Avon Wildlife Trust's newest nature reserve, Bennett's Patch and White's Paddock will see a 12-acre neglected former sports facility transformed into a wildlife haven of wildflower meadows, native woodland, hedgerows and ponds in time for Bristol as European Green Capital 2015. Once open, the plan is to use the new Bennett's Patch and White's Paddock Reserve to encourage people to create new homes for wildlife in their own gardens.

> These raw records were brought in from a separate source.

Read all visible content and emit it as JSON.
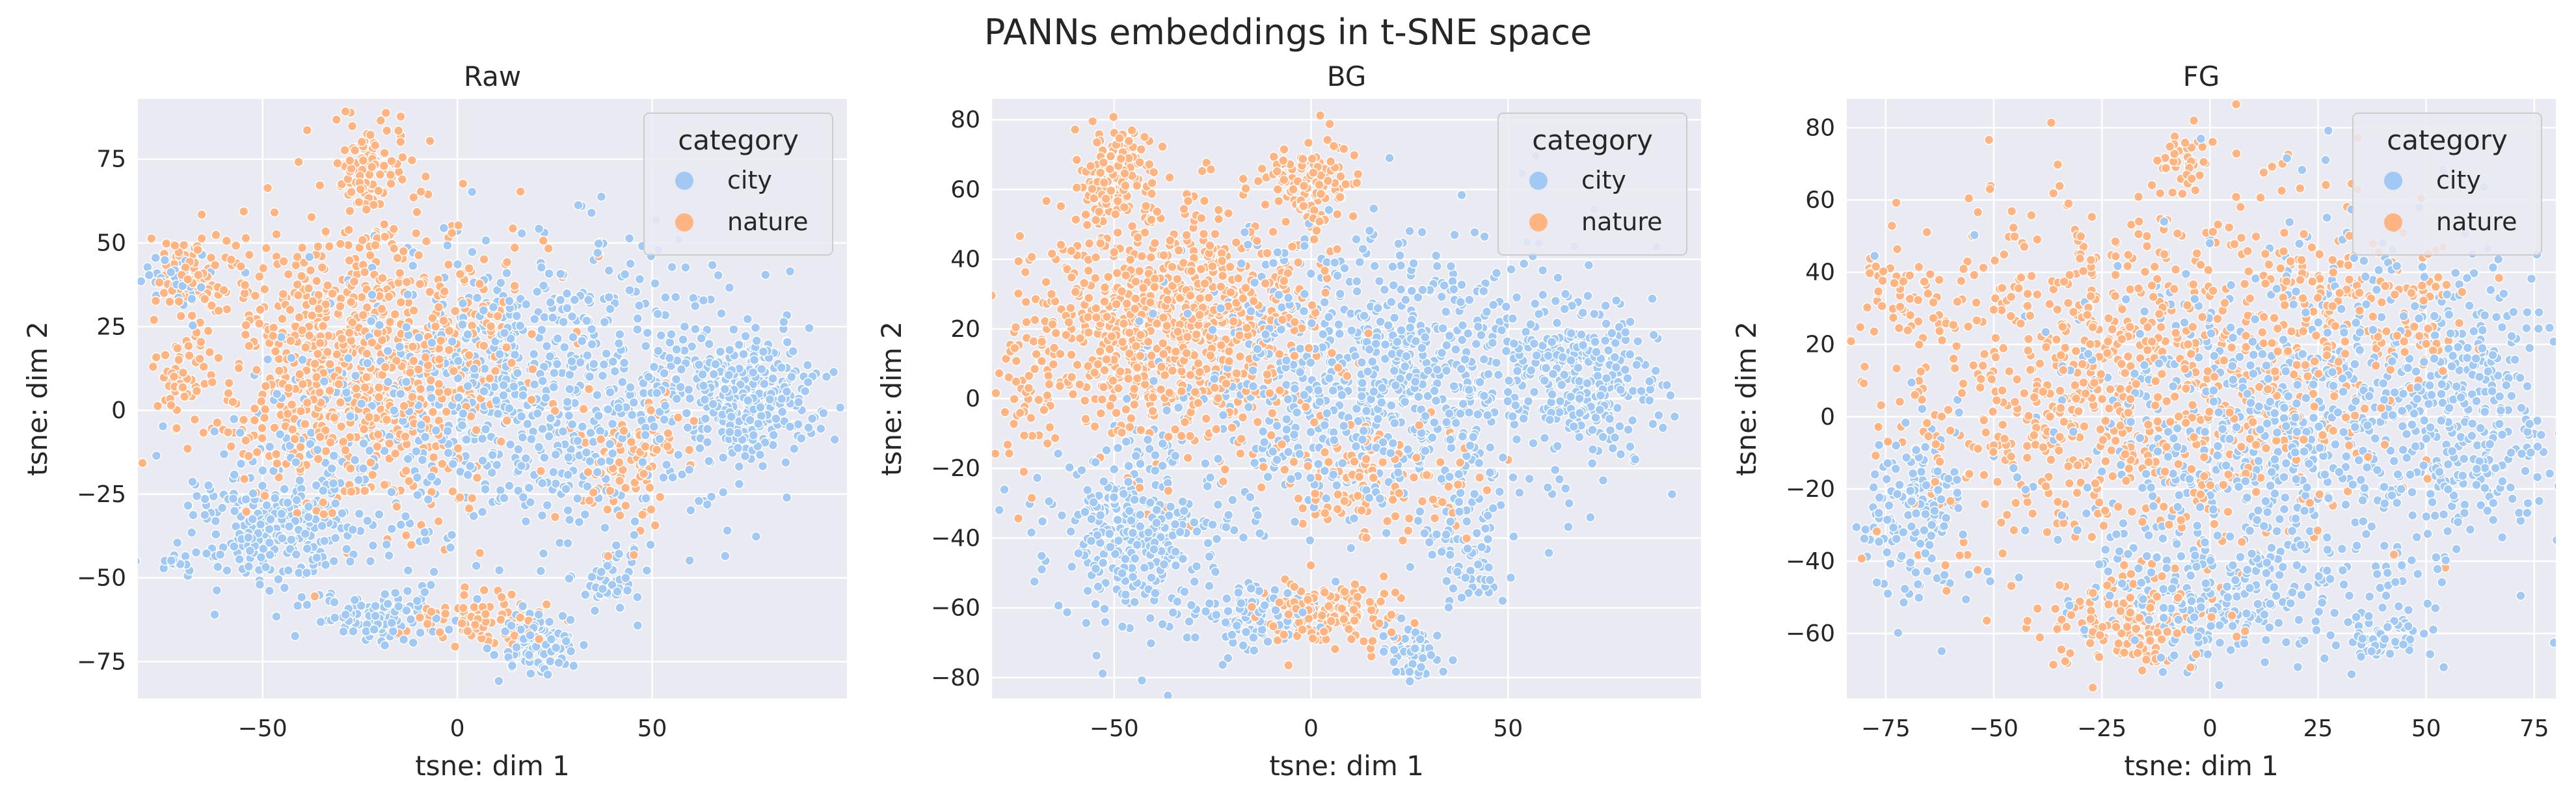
{
  "figure": {
    "title": "PANNs embeddings in t-SNE space",
    "colors": {
      "background": "#eaeaf2",
      "grid": "#ffffff",
      "city": "#a1c9f4",
      "nature": "#ffb482"
    }
  },
  "chart_data": [
    {
      "type": "scatter",
      "title": "Raw",
      "xlabel": "tsne: dim 1",
      "ylabel": "tsne: dim 2",
      "xlim": [
        -82,
        100
      ],
      "ylim": [
        -86,
        93
      ],
      "xticks": [
        -50,
        0,
        50
      ],
      "yticks": [
        -75,
        -50,
        -25,
        0,
        25,
        50,
        75
      ],
      "grid": true,
      "legend": {
        "title": "category",
        "entries": [
          "city",
          "nature"
        ],
        "placement": "top-right"
      },
      "series": [
        {
          "name": "city",
          "color": "#a1c9f4",
          "clusters": [
            {
              "cx": 20,
              "cy": 5,
              "sx": 30,
              "sy": 22,
              "n": 900
            },
            {
              "cx": 75,
              "cy": 5,
              "sx": 9,
              "sy": 9,
              "n": 280
            },
            {
              "cx": -45,
              "cy": -32,
              "sx": 12,
              "sy": 11,
              "n": 280
            },
            {
              "cx": -20,
              "cy": -62,
              "sx": 8,
              "sy": 4,
              "n": 110
            },
            {
              "cx": 20,
              "cy": -70,
              "sx": 5,
              "sy": 4,
              "n": 90
            },
            {
              "cx": 40,
              "cy": -50,
              "sx": 4,
              "sy": 5,
              "n": 40
            },
            {
              "cx": -72,
              "cy": 40,
              "sx": 4,
              "sy": 4,
              "n": 35
            },
            {
              "cx": -72,
              "cy": -44,
              "sx": 2,
              "sy": 2,
              "n": 15
            }
          ]
        },
        {
          "name": "nature",
          "color": "#ffb482",
          "clusters": [
            {
              "cx": -25,
              "cy": 15,
              "sx": 20,
              "sy": 22,
              "n": 900
            },
            {
              "cx": -22,
              "cy": 72,
              "sx": 4,
              "sy": 7,
              "n": 90
            },
            {
              "cx": -68,
              "cy": 40,
              "sx": 5,
              "sy": 6,
              "n": 80
            },
            {
              "cx": -72,
              "cy": 12,
              "sx": 3,
              "sy": 5,
              "n": 40
            },
            {
              "cx": 5,
              "cy": -62,
              "sx": 8,
              "sy": 4,
              "n": 80
            },
            {
              "cx": 45,
              "cy": -15,
              "sx": 8,
              "sy": 10,
              "n": 90
            }
          ]
        }
      ]
    },
    {
      "type": "scatter",
      "title": "BG",
      "xlabel": "tsne: dim 1",
      "ylabel": "tsne: dim 2",
      "xlim": [
        -81,
        99
      ],
      "ylim": [
        -86,
        86
      ],
      "xticks": [
        -50,
        0,
        50
      ],
      "yticks": [
        -80,
        -60,
        -40,
        -20,
        0,
        20,
        40,
        60,
        80
      ],
      "grid": true,
      "legend": {
        "title": "category",
        "entries": [
          "city",
          "nature"
        ],
        "placement": "top-right"
      },
      "series": [
        {
          "name": "city",
          "color": "#a1c9f4",
          "clusters": [
            {
              "cx": 20,
              "cy": 5,
              "sx": 28,
              "sy": 20,
              "n": 900
            },
            {
              "cx": 70,
              "cy": 5,
              "sx": 9,
              "sy": 10,
              "n": 220
            },
            {
              "cx": -45,
              "cy": -38,
              "sx": 11,
              "sy": 14,
              "n": 320
            },
            {
              "cx": -15,
              "cy": -62,
              "sx": 8,
              "sy": 5,
              "n": 90
            },
            {
              "cx": 25,
              "cy": -72,
              "sx": 4,
              "sy": 4,
              "n": 60
            },
            {
              "cx": 40,
              "cy": -45,
              "sx": 6,
              "sy": 8,
              "n": 70
            }
          ]
        },
        {
          "name": "nature",
          "color": "#ffb482",
          "clusters": [
            {
              "cx": -35,
              "cy": 20,
              "sx": 18,
              "sy": 18,
              "n": 850
            },
            {
              "cx": -50,
              "cy": 62,
              "sx": 5,
              "sy": 8,
              "n": 130
            },
            {
              "cx": 0,
              "cy": 62,
              "sx": 6,
              "sy": 6,
              "n": 110
            },
            {
              "cx": 5,
              "cy": -62,
              "sx": 9,
              "sy": 5,
              "n": 140
            },
            {
              "cx": 15,
              "cy": -25,
              "sx": 12,
              "sy": 8,
              "n": 120
            },
            {
              "cx": -70,
              "cy": 5,
              "sx": 4,
              "sy": 14,
              "n": 60
            }
          ]
        }
      ]
    },
    {
      "type": "scatter",
      "title": "FG",
      "xlabel": "tsne: dim 1",
      "ylabel": "tsne: dim 2",
      "xlim": [
        -84,
        80
      ],
      "ylim": [
        -78,
        88
      ],
      "xticks": [
        -75,
        -50,
        -25,
        0,
        25,
        50,
        75
      ],
      "yticks": [
        -60,
        -40,
        -20,
        0,
        20,
        40,
        60,
        80
      ],
      "grid": true,
      "legend": {
        "title": "category",
        "entries": [
          "city",
          "nature"
        ],
        "placement": "top-right"
      },
      "series": [
        {
          "name": "city",
          "color": "#a1c9f4",
          "clusters": [
            {
              "cx": 20,
              "cy": -5,
              "sx": 30,
              "sy": 28,
              "n": 900
            },
            {
              "cx": 0,
              "cy": -50,
              "sx": 15,
              "sy": 8,
              "n": 200
            },
            {
              "cx": -68,
              "cy": -25,
              "sx": 6,
              "sy": 12,
              "n": 160
            },
            {
              "cx": 60,
              "cy": 0,
              "sx": 10,
              "sy": 18,
              "n": 200
            },
            {
              "cx": 40,
              "cy": -60,
              "sx": 4,
              "sy": 4,
              "n": 50
            }
          ]
        },
        {
          "name": "nature",
          "color": "#ffb482",
          "clusters": [
            {
              "cx": -20,
              "cy": 10,
              "sx": 28,
              "sy": 26,
              "n": 900
            },
            {
              "cx": -20,
              "cy": -58,
              "sx": 10,
              "sy": 6,
              "n": 140
            },
            {
              "cx": -5,
              "cy": 72,
              "sx": 4,
              "sy": 4,
              "n": 40
            },
            {
              "cx": -70,
              "cy": 35,
              "sx": 5,
              "sy": 5,
              "n": 40
            },
            {
              "cx": 35,
              "cy": 30,
              "sx": 14,
              "sy": 12,
              "n": 160
            }
          ]
        }
      ]
    }
  ]
}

The Nature Reserves include:
(* = Reserves designated as Sites of Special Scientific Interest)

| * Ashton Court Meadow * Bathampton Meadow * Bennett's Patch and White's Paddock * Blake's Pools near Kingston Seymour * Brandon Hill * Brown's Folly* * Burledge Hill* * Charfield Meadow * Chew Valley Lake* * Clapton Moor | * Cleeve Heronry * Coombe Brook Valley * Dolebury Warren* * Folly Farm, Somerset* * Goblin Combe* * Hellenge Hill * Lawrence Weston Moor * Littleton Brick Pits | * Lower Woods* * Max Bog* * Netcott's Meadow * Pill Paddock * Portbury Wharf * Prior's Wood * Priory Farm * Purn Hill* * Puxton Moor* | * Royate Hill * Stephen's Vale * Stockwood Open Space * Tickenham Hill * Walborough * Walton Common* * Weston Big Wood* * Weston Moor * Willsbridge Mill & Valley |

Avon Wildlife Trust also run Grow Wilder a wildlife-friendly food growing project.